On Saturday, China’s People’s Liberation Army (PLA) launched extensive air and sea drills around Taiwan after Taiwanese Vice President Lai Ching-te returned from a trip that included stops in the United States.
Lai, the frontrunner for Taiwan’s 2024 presidential election, visited New York on his way to Paraguay, one of the few countries that has formal diplomatic relations with Taipei. On his way back, Lai stopped in California, and he returned to Taiwan on Friday.
While Lai’s stops in the US were relatively low-key as he did not meet with any high-level US officials, China warned it would take measures in response, as tensions are soaring between the US and China over Taiwan.
The PLA’s Eastern Theater Command said the drills involved “jointly seizing maritime and airspace control, submarine search and anti-submarine operations in the waters and airspace to the north and southwest of Taiwan Island.”
“This is a serious warning against the collusion and provocation of the ‘Taiwan independence’ separatist forces and the external forces,” said Col. Shi Yi, spokesman for the Eastern Theater Command.
Taiwan’s Defense Ministry said that it detected 42 PLA warplanes and eight Chinese naval vessels. Twenty-seven of the PLA warplanes crossed the median line, an informal barrier separating the two sides of the Taiwan Strait that China used to avoid crossing.
The PLA began regularly crossing the median line after then-House Speaker Nancy Pelosi (D-CA) visited Taiwan in August 2022. Since her visit, China has kept up the military pressure on the island. According to a Brookings Institution poll conducted in January 2023, 62% of Taiwanese believe Pelosi’s visit made the island less secure.
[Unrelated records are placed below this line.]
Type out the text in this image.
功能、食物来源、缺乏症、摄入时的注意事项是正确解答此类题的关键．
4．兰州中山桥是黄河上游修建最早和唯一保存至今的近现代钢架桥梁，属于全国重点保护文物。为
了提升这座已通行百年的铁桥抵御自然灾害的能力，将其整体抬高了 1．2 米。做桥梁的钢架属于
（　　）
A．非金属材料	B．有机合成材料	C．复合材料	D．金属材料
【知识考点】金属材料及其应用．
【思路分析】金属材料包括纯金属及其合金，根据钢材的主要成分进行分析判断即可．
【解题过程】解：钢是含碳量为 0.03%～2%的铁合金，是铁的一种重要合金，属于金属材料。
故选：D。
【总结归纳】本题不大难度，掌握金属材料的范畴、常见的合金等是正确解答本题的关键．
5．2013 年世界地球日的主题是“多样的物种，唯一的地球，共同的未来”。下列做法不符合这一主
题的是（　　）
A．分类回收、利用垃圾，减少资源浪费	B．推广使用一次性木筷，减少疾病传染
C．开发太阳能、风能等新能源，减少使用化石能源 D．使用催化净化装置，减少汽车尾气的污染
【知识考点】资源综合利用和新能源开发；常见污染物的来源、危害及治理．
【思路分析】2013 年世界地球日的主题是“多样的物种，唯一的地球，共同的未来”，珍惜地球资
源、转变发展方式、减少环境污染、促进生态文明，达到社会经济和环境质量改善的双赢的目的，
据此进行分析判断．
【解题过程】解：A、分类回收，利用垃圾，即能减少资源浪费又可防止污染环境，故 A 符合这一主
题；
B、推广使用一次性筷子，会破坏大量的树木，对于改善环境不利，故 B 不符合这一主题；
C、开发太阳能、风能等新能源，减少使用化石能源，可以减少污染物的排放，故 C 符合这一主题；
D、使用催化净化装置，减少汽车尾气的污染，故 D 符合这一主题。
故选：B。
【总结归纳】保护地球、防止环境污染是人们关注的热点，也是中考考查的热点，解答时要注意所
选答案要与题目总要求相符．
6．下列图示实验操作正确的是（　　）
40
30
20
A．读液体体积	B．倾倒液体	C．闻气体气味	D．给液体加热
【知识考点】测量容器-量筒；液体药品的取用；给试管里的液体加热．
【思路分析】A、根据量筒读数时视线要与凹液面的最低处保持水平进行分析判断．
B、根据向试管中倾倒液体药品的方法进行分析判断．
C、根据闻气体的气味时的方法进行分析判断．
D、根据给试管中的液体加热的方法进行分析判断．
The drills conducted on Saturday were smaller in scale than the Pelosi drills or the exercises the PLA conducted when Taiwanese President Tsai Ing-wen visited the US in April, likely because Lai did not meet with high-level US officials. When Tsai made the trip, she held talks with House Speaker Kevin McCarthy (R-CA). The meeting made McCarthy the highest-level official to host a Taiwanese leader on US soil since 1979, the year Washington severed diplomatic ties with Taipei to open up with Beijing.
China hawks in Congress argue that the US must “arm Taiwan to the teeth” to prevent a Chinese attack on the island. But Beijing’s actions and rhetoric make clear that the more the US increases military and diplomatic support for Taiwan, the more military pressure the island will face.